In spring, it wears a hopeful look, not so different from the rest of the world awakening from winter slumbers. The kindness of new life, slight and nascent, has the same optimistic feel whether in a well-tended garden or embracing a marker that tilts disconsolately in a cold field.
But then summer brings with it a cruel vitality that speeds the rate of decay with every thriving leaf and limb. Each burgeoning bit of flora, hastening the decrepitude of the place.
When autumn days shorten, they slow time and kindly paint the field in warm sepia and earthy tones of umber and ocher. Though still there is the look of abandonment, it is a look more in keeping with its somber station.
Though I have driven past this place uncountable times, not once have I stopped to take more than a passing look. But today it called and I could not turn my back. I grabbed my camera and began a slow perambulation of the fields, taking pictures as I went.
What a different look the place wears in snow! All the edges smoothed and the ground evened out, only the smallest glimpses of collapse and erosion. And the brilliant glint and glitter of sun on crystal hint at the beauty lost beneath the surface.
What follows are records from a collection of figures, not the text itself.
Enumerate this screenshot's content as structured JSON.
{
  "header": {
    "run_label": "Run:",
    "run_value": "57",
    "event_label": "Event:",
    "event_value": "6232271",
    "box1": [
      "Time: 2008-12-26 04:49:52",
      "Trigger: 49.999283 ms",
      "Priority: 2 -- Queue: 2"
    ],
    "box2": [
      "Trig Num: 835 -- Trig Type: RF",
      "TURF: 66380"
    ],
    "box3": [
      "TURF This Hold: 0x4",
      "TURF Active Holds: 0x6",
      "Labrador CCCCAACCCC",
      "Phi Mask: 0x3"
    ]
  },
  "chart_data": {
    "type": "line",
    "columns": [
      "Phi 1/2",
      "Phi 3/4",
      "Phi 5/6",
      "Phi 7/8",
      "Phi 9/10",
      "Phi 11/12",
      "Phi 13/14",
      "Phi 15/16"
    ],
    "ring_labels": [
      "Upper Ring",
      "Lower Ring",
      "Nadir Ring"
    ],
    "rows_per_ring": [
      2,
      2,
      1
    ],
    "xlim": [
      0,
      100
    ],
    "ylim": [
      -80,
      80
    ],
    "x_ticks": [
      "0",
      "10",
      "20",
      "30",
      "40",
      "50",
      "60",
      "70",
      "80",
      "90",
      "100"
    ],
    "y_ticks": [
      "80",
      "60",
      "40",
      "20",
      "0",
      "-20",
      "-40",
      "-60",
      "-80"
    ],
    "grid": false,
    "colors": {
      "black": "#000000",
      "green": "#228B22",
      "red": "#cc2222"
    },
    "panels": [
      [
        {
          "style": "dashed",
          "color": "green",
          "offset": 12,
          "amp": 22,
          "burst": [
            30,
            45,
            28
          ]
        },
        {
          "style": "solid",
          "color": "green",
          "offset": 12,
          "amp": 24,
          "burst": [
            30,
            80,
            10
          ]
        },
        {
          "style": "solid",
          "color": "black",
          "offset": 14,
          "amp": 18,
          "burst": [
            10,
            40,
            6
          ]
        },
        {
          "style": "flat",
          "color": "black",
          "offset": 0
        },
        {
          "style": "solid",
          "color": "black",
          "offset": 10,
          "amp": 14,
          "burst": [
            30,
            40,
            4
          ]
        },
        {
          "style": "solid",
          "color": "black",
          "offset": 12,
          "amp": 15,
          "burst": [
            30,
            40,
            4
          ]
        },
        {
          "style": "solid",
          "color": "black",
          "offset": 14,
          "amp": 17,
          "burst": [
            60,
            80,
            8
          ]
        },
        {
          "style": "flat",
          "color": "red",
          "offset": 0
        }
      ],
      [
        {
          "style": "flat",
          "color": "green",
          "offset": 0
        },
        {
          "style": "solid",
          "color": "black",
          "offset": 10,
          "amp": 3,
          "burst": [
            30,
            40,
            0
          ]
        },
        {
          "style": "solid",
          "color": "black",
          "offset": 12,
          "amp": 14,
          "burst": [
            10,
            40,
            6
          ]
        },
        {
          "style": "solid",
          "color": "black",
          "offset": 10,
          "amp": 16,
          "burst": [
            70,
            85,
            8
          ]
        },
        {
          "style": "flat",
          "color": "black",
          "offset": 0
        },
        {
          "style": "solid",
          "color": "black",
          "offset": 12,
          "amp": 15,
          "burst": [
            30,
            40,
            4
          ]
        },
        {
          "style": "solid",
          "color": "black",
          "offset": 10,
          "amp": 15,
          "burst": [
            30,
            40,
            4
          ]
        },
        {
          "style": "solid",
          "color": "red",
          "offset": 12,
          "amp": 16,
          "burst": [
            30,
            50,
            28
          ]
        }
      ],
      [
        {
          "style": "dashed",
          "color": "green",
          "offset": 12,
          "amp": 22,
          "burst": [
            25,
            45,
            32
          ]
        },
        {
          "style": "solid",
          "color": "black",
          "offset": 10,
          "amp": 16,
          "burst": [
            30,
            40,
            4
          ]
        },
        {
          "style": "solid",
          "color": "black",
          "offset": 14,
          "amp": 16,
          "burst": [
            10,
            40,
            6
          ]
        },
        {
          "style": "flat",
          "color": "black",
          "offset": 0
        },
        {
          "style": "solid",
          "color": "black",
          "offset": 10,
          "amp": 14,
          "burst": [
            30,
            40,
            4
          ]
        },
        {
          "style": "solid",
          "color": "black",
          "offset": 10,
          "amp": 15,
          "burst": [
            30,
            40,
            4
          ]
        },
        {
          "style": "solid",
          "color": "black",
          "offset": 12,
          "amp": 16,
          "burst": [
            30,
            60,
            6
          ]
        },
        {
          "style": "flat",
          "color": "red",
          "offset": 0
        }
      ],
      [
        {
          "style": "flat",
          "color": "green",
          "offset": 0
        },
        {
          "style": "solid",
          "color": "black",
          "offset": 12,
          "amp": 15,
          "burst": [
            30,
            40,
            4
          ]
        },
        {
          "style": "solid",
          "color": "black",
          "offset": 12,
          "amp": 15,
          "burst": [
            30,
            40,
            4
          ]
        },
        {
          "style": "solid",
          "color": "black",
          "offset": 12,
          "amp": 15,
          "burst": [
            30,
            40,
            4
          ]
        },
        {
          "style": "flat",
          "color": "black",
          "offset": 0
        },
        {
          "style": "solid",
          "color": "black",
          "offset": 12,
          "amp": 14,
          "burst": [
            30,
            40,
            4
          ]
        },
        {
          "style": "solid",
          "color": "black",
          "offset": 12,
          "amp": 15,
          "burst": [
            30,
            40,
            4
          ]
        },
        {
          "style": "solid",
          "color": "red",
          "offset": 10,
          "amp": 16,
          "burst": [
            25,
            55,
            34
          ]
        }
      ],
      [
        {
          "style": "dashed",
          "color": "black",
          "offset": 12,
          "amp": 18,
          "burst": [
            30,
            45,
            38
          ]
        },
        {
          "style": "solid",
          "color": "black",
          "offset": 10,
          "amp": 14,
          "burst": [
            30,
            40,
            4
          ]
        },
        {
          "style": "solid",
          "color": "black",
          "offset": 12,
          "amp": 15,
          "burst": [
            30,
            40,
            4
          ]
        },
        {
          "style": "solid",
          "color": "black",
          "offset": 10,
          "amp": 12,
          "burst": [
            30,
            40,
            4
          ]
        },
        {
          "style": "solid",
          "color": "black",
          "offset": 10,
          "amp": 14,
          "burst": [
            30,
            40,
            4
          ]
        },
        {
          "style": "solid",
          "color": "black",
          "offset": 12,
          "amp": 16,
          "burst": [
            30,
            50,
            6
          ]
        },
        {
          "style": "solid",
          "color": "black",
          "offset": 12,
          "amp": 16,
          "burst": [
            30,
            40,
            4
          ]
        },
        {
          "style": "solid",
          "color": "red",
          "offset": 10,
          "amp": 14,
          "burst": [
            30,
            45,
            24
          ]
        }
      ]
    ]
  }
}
As I walked a circuit of the place, I thought about the lives that had been and the lives that continue and about the unfathomable dimensions of time and space, but the cold was so bitter, it kept me firmly tethered to my body at my camera hand. I gained no wisdom, no serenity, only the bracing air in my lungs and the brilliant clarity of sun shining on snow.
When I had, at long last, circled back around to where I had started, the dry, cold gusts blowing snow across the fields had obliterated any trace of my passing. No prints remained to show where I’d begun, yet when I looked behind me, there was the evidence. I HAD been there.